But I come to you today to re-enter the standard deviation onto your personal hard drive. Because it is valuable even to those of us who are not statisticians or researchers. It’s a great tool for anyone trying to understand what is going in organizations trying to up their impact.

60-Second Data Tip #13 addressed what averages obscure. The answer was: how spread out your data points are around the average. The standard deviation tells you just how spread out they are. You might think of the average as the “standard” (the person at your high school who was average in every way). And you might think of the rest of the data points as “deviants” with some deviating from average just a bit (perhaps a kid with a nose ring who was otherwise sporty) and others deviating a lot (full-on Goth).

Here’s a more nonprofity example. If the average wage of participants in a job-training program is $19 per hour, this might obscure the fact that a few participants are earning over $30 per hour and the majority are earning below $10 per hour.

A standard deviation close to 0 indicates that the data points tend to be very close to the mean. As standard deviation values climb,  data point values are farther away from the mean, on average.
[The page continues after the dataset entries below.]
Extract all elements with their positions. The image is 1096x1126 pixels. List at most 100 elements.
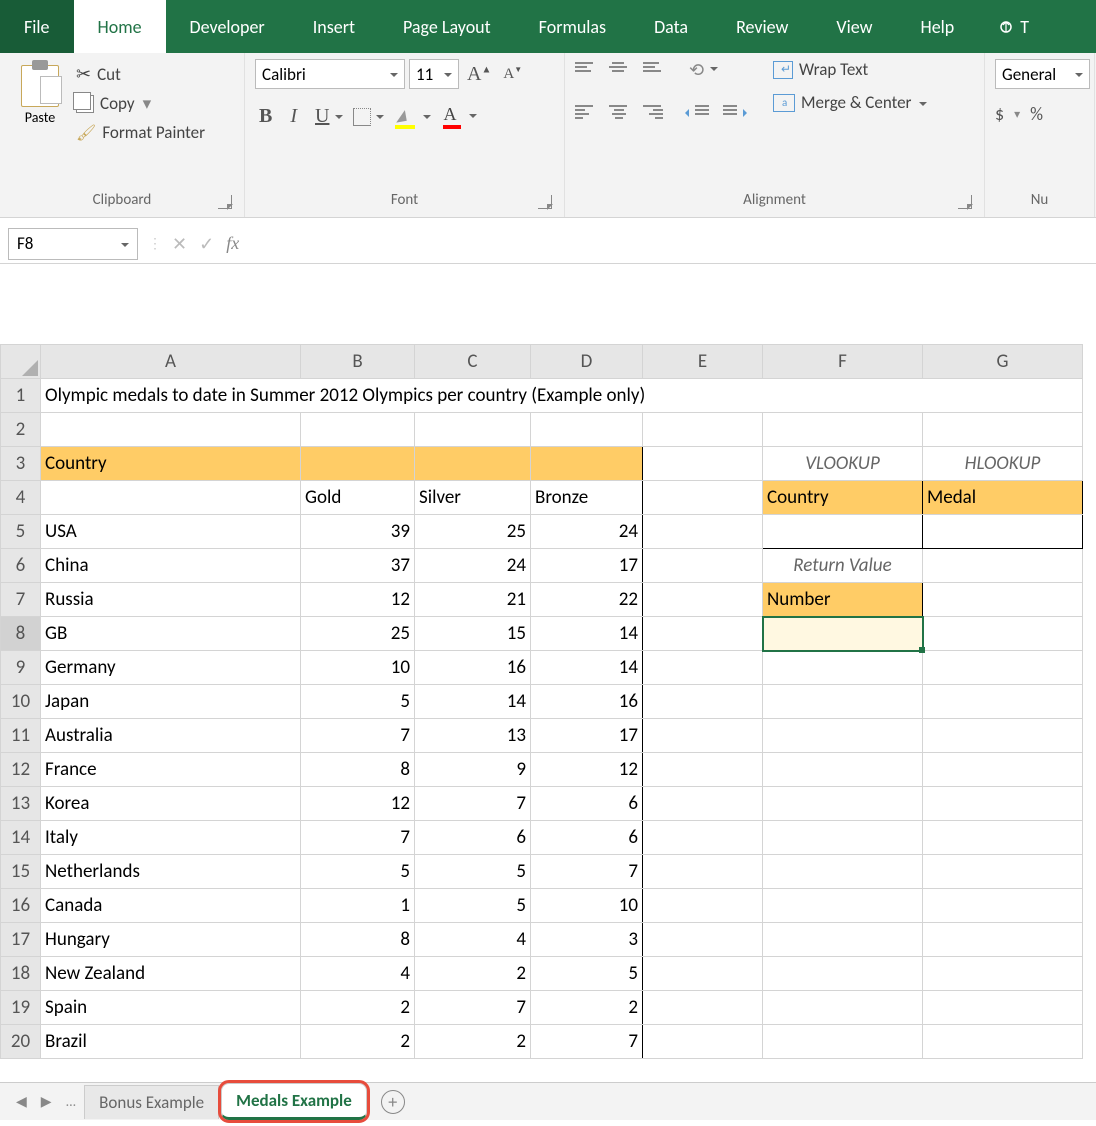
number-format-dropdown[interactable]: General: [995, 59, 1090, 89]
cell[interactable]: 16: [415, 651, 531, 685]
paste-button[interactable]: Paste: [10, 59, 70, 147]
active-cell[interactable]: [763, 617, 923, 651]
cell[interactable]: [41, 481, 301, 515]
cell[interactable]: Number: [763, 583, 923, 617]
underline-button[interactable]: U: [311, 103, 343, 130]
cell[interactable]: [763, 821, 923, 855]
row-header[interactable]: 17: [1, 923, 41, 957]
cell[interactable]: 14: [531, 617, 643, 651]
cell[interactable]: 15: [415, 617, 531, 651]
merge-center-button[interactable]: Merge & Center: [773, 92, 927, 113]
cell[interactable]: [643, 515, 763, 549]
cell[interactable]: [763, 787, 923, 821]
cell[interactable]: Italy: [41, 821, 301, 855]
cell[interactable]: Netherlands: [41, 855, 301, 889]
cell[interactable]: [643, 583, 763, 617]
cell[interactable]: Australia: [41, 719, 301, 753]
cell[interactable]: 4: [301, 957, 415, 991]
cell[interactable]: 8: [301, 923, 415, 957]
cell[interactable]: 5: [415, 855, 531, 889]
cell[interactable]: [923, 583, 1083, 617]
cell[interactable]: [923, 549, 1083, 583]
cell[interactable]: [923, 719, 1083, 753]
clipboard-dialog-launcher[interactable]: [218, 195, 232, 209]
col-header-E[interactable]: E: [643, 345, 763, 379]
tab-file[interactable]: File: [0, 0, 74, 53]
format-painter-button[interactable]: Format Painter: [74, 118, 207, 147]
cell[interactable]: [41, 413, 301, 447]
cell[interactable]: [643, 617, 763, 651]
cell[interactable]: 24: [415, 549, 531, 583]
copy-button[interactable]: Copy▾: [74, 89, 207, 118]
cell[interactable]: 7: [531, 1025, 643, 1059]
row-header[interactable]: 16: [1, 889, 41, 923]
row-header[interactable]: 1: [1, 379, 41, 413]
row-header[interactable]: 14: [1, 821, 41, 855]
cell[interactable]: [763, 1025, 923, 1059]
decrease-font-button[interactable]: A▼: [499, 63, 526, 85]
cell[interactable]: 2: [415, 1025, 531, 1059]
cell[interactable]: [643, 753, 763, 787]
font-size-dropdown[interactable]: 11: [409, 59, 459, 89]
row-header[interactable]: 20: [1, 1025, 41, 1059]
cell[interactable]: Russia: [41, 583, 301, 617]
cell[interactable]: Hungary: [41, 923, 301, 957]
fx-icon[interactable]: fx: [226, 233, 239, 254]
cell[interactable]: 10: [531, 889, 643, 923]
cell[interactable]: 24: [531, 515, 643, 549]
cell[interactable]: [643, 549, 763, 583]
cell[interactable]: [923, 753, 1083, 787]
row-header[interactable]: 5: [1, 515, 41, 549]
cell[interactable]: 8: [301, 753, 415, 787]
cell[interactable]: Spain: [41, 991, 301, 1025]
cell[interactable]: Canada: [41, 889, 301, 923]
orientation-button[interactable]: [689, 59, 704, 81]
border-button[interactable]: [353, 108, 371, 126]
cell[interactable]: [643, 923, 763, 957]
fill-color-button[interactable]: [391, 105, 419, 129]
cell[interactable]: 5: [301, 685, 415, 719]
bold-button[interactable]: B: [255, 103, 276, 130]
cell[interactable]: 37: [301, 549, 415, 583]
sheet-tab-bonus[interactable]: Bonus Example: [84, 1085, 219, 1119]
cell[interactable]: 16: [531, 685, 643, 719]
row-header[interactable]: 19: [1, 991, 41, 1025]
cell[interactable]: Country: [41, 447, 301, 481]
align-top-button[interactable]: [575, 62, 595, 78]
cell[interactable]: [763, 413, 923, 447]
col-header-F[interactable]: F: [763, 345, 923, 379]
increase-font-button[interactable]: A▲: [463, 61, 495, 88]
cell[interactable]: VLOOKUP: [763, 447, 923, 481]
cell[interactable]: [923, 1025, 1083, 1059]
cell[interactable]: [923, 889, 1083, 923]
cell[interactable]: 7: [301, 719, 415, 753]
cell[interactable]: [763, 889, 923, 923]
cell[interactable]: [643, 719, 763, 753]
align-middle-button[interactable]: [609, 62, 629, 78]
col-header-A[interactable]: A: [41, 345, 301, 379]
tab-home[interactable]: Home: [74, 0, 166, 53]
sheet-nav-next[interactable]: ▶: [35, 1089, 58, 1114]
row-header[interactable]: 11: [1, 719, 41, 753]
font-color-button[interactable]: A: [439, 104, 465, 129]
row-header[interactable]: 8: [1, 617, 41, 651]
cell[interactable]: [923, 413, 1083, 447]
cell[interactable]: New Zealand: [41, 957, 301, 991]
align-right-button[interactable]: [643, 105, 663, 121]
cell[interactable]: [923, 651, 1083, 685]
cell[interactable]: 7: [415, 991, 531, 1025]
cell[interactable]: [923, 685, 1083, 719]
cell[interactable]: 12: [301, 787, 415, 821]
cell[interactable]: [923, 617, 1083, 651]
cell[interactable]: [643, 787, 763, 821]
tab-help[interactable]: Help: [896, 0, 978, 53]
formula-input[interactable]: [249, 228, 1088, 260]
cell[interactable]: 5: [301, 855, 415, 889]
cell[interactable]: Brazil: [41, 1025, 301, 1059]
tab-review[interactable]: Review: [712, 0, 812, 53]
alignment-dialog-launcher[interactable]: [958, 195, 972, 209]
cell[interactable]: 6: [415, 821, 531, 855]
cell[interactable]: Germany: [41, 651, 301, 685]
cell[interactable]: [643, 855, 763, 889]
percent-button[interactable]: %: [1030, 103, 1043, 125]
So a job-training program aiming for an average wage of $17 per hour among participants might want to see a pretty low standard deviation in wages to feel confident that the large majority has reached the goal.

I won’t scare you with the formula for calculating the standard deviation. You can keep that off your hard drive. Any spreadsheet program will calculate it for you. For example, for data in rows 1-350 in column A on an Excel spreadsheet, just use enter “=STDEV(A1:A350)” to get it.